Looking over the span of American history, we must be struck by what a radical departure the conflict marked in religious terms. Rather than ask what could have led believers to follow such a bizarre movement, we should see the Davidians as part of a well-established tradition of religious movements in America. It is the ferocity of the official response that still demands explanation.
From the earliest days of British settlement, religious secession has been a fundamental theme of America’s history. Throughout that history, evangelical and apocalyptic ideas have been commonplace, boosted by repeated revivals and spiritual awakenings. Sometimes, religious fervor has spawned new denominations, and often it has driven believers to seek out new territories.
For the most part, these sects were tolerated.
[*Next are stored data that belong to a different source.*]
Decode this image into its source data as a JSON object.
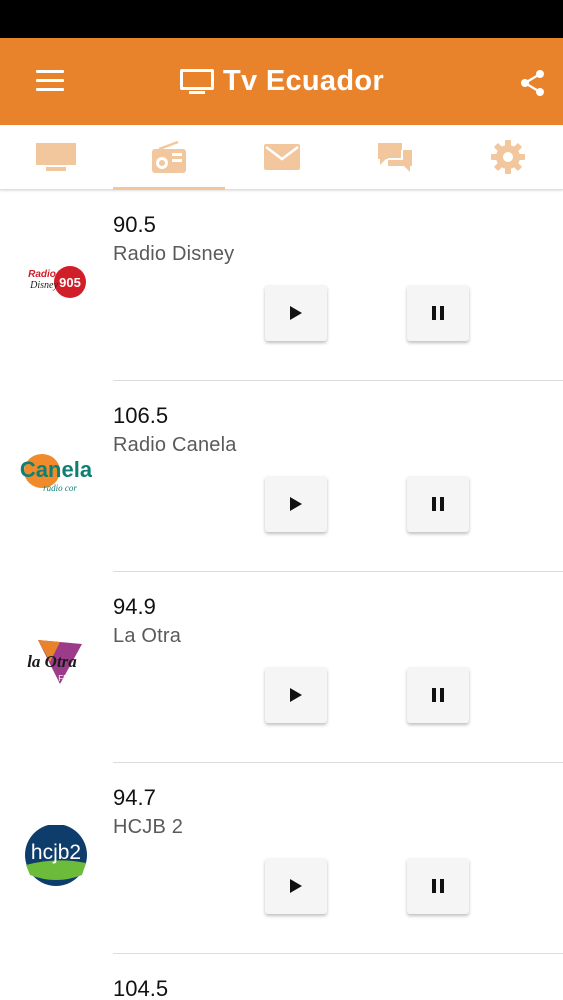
{
  "app": {
    "title": "Tv Ecuador"
  },
  "colors": {
    "appbar": "#e8832b",
    "tab_icon": "#f2c79e",
    "status_bar": "#000000"
  },
  "tabs": [
    {
      "icon": "tv-icon",
      "selected": false
    },
    {
      "icon": "radio-icon",
      "selected": true
    },
    {
      "icon": "mail-icon",
      "selected": false
    },
    {
      "icon": "chat-icon",
      "selected": false
    },
    {
      "icon": "gear-icon",
      "selected": false
    }
  ],
  "stations": [
    {
      "frequency": "90.5",
      "name": "Radio Disney",
      "logo": "radio-disney-logo"
    },
    {
      "frequency": "106.5",
      "name": "Radio Canela",
      "logo": "radio-canela-logo"
    },
    {
      "frequency": "94.9",
      "name": "La Otra",
      "logo": "la-otra-logo"
    },
    {
      "frequency": "94.7",
      "name": "HCJB 2",
      "logo": "hcjb2-logo"
    },
    {
      "frequency": "104.5",
      "name": "",
      "logo": ""
    }
  ],
  "logo_text": {
    "disney_top": "Radio",
    "disney_mid": "Disney",
    "disney_num": "905",
    "canela_main": "Canela",
    "canela_sub": "radio cor",
    "laotra": "la Otra",
    "laotra_fm": "FM",
    "hcjb": "hcjb2"
  }
}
In upstate New York, the Oneida community survived for 30 years in the mid-19th century, despite the commune’s unconventional sexual arrangements and the sexual exploitation of teenage girls. In the 20th century, Michigan’s House of David kept going for 50 years despite repeated underage-sex and other scandals. The Theosophical settlement at Point Loma, near San Diego, also lasted for nearly 50 years, as it educated generations of children in esoteric and occult traditions (happily, the group avoided sexual imbroglios). Florida had a colony of flat-earther Koreshans—no relation to David—which persisted from the 1890s through the 1960s.